17/Oct/2020 MAISON GéNéRALE

17 octobre : Journée internationale pour l’élimination de la pauvreté

Comment est-il possible qu’en plein XXIe siècle et avec tous les moyens dont nous disposons que nous devions encore parler de cette journée ? Cette question et d’autres questions connexes viennent à l’esprit assez fréquemment. Souvent, une double émotion peut nous traverser. D’une part, nous pouvons ressentir l’incompréhension, la colère, le désespoir parce que les pouvoirs politiques et économiques ne répondent pas à la situation de pauvreté dans laquelle se trouvent des millions de personnes. D’autre part, nous nous trouvons incohérents parce que nous ne faisons pas tout ce que nous pouvons et à cause de notre manque de générosité.

Les chiffres qui nous sont proposés par les organisations internationales sont scandaleux avec des centaines de millions de personnes vivant dans la pauvreté, ce qui signifie qu’il est impossible d’avoir accès à la nourriture, à l’eau potable, à des systèmes de santé adéquats… Dans ces circonstances, l’être humain perd sa dignité et sa capacité à se développer pleinement.
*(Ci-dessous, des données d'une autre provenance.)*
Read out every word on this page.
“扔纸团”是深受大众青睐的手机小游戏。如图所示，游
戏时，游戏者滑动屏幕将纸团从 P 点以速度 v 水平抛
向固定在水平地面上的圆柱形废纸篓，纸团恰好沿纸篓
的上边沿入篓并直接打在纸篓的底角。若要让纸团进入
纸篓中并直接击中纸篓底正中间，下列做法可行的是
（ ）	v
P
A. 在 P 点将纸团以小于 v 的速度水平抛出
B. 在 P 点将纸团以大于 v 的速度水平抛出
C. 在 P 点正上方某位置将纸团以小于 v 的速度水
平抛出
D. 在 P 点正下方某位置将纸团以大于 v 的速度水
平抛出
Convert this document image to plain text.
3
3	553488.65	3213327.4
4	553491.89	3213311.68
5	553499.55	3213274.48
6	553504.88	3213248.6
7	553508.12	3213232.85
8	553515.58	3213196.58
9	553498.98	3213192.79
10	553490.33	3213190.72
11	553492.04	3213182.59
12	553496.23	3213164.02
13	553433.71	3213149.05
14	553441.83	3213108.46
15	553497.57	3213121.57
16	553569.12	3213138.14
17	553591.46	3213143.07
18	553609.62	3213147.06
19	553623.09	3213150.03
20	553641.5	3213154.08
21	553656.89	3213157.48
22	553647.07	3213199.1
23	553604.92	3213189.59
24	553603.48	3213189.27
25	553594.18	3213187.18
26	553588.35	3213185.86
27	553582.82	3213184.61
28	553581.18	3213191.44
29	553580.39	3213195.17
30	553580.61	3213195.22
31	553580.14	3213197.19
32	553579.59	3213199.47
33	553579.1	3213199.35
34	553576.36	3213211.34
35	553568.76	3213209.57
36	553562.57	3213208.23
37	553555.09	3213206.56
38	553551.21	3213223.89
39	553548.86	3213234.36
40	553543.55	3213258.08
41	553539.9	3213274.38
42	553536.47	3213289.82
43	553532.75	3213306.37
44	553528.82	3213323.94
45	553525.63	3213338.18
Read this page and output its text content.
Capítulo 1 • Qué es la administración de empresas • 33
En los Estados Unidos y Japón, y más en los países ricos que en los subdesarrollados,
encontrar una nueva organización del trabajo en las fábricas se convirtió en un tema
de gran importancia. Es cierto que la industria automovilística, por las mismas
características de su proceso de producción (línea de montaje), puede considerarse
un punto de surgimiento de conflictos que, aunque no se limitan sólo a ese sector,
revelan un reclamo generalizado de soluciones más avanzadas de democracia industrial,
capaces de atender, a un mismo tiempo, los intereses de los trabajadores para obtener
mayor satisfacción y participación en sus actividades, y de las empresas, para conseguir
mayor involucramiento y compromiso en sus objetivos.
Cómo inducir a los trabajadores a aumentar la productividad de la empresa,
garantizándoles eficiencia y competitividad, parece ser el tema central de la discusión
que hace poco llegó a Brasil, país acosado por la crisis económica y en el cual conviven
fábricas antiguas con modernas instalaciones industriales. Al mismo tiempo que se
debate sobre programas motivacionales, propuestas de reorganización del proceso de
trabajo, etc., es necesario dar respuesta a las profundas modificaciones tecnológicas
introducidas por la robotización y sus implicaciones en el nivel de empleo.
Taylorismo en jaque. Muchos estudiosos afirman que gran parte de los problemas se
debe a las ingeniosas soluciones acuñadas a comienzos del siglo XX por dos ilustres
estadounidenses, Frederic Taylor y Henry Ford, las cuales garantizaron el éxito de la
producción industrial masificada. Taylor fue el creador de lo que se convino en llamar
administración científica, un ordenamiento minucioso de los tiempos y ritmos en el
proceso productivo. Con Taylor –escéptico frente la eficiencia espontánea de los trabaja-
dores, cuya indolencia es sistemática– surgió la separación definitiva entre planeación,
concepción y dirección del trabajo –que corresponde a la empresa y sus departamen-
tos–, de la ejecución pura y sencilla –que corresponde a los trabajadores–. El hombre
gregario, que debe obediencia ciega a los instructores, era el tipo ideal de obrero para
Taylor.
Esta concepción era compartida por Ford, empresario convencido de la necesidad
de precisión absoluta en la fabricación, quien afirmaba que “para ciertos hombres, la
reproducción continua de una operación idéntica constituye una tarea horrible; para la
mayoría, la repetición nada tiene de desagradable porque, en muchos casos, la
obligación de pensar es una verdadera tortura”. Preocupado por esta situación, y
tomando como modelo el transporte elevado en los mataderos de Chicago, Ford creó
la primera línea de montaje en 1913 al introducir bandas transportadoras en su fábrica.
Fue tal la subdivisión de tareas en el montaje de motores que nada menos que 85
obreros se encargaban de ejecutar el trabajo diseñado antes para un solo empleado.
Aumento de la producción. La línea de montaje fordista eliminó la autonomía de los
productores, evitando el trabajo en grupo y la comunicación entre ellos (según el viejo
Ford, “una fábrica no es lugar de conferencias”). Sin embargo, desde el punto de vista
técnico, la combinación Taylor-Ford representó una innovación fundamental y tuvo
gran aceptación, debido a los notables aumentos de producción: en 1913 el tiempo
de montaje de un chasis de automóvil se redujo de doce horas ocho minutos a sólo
La pauvreté et les droits de l’homme sont étroitement liés de manière inverse (plus il y a de pauvreté, plus il est facile de violer les droits fondamentaux).

Cette journée, en plus de nous rappeler la situation dont souffrent des millions de personnes, est une invitation à se souvenir de tous ceux qui ont travaillé et continuent à travailler pour éliminer la pauvreté, sous toutes ses formes. Dans le même temps, nous devons continuer à faire un effort pour que ce soient précisément les pauvres qui deviennent les promoteurs et les architectes de leur propre développement. Le XXIIe Chapitre général, dans le Message envoyé à tout l’Institut, nous l’a rappelé : « Fuyez les approches paternalistes et donnez du pouvoir à ceux qui n’ont pas de voix ».

Je propose de nous situer dans une double perspective : être positif et être réaliste. Deux perspectives qui, à mon avis, ne doivent pas être séparées. La réalité peut nous conduire à la négativité puisque nous découvrons tant de situations dans lesquelles les êtres humains continuent de souffrir du manque de nourriture. Une positivité irréaliste peut nous amener à penser que tout s’améliore, que beaucoup de choses sont déjà faites. Oui, « être positif et être réaliste » doivent marcher main dans la main.

La situation mondiale, en raison des conséquences de la pandémie que nous connaissons, est clairement en train de régresser. Le nombre de personnes vivant dans la pauvreté, ou menacées d’exclusion, augmente considérablement. Là aussi, nous avons un défi à relever : celui de découvrir comment répondre aux nouveaux besoins de notre époque. Il ne fait aucun doute que cette situation de crise sanitaire et sociale provoque de nouveaux besoins et de nouvelles réponses. Encore une fois, nous nous référons au Message du dernier Chapitre général, lorsque dans son cinquième appel, il invite tous les Maristes de Champagnat à  » répondre avec audace aux besoins émergents « .

Depuis les Unités administratives, l’Administration générale, le Bureau de la Solidarité… nous travaillons et découvrons de nouvelles manières de répondre à ces nouveaux besoins. Récemment, nous avons lancé l’initiative « Fonds de la Famille Mariste Mondiale pour les urgences humanitaires« , avec un double objectif :

  • Créer une conscience de solidarité en tant que Famille Mondiale ;
  • Récolter des fonds pour répondre aux besoins humanitaires de base.

Continuons à marcher dans cette direction.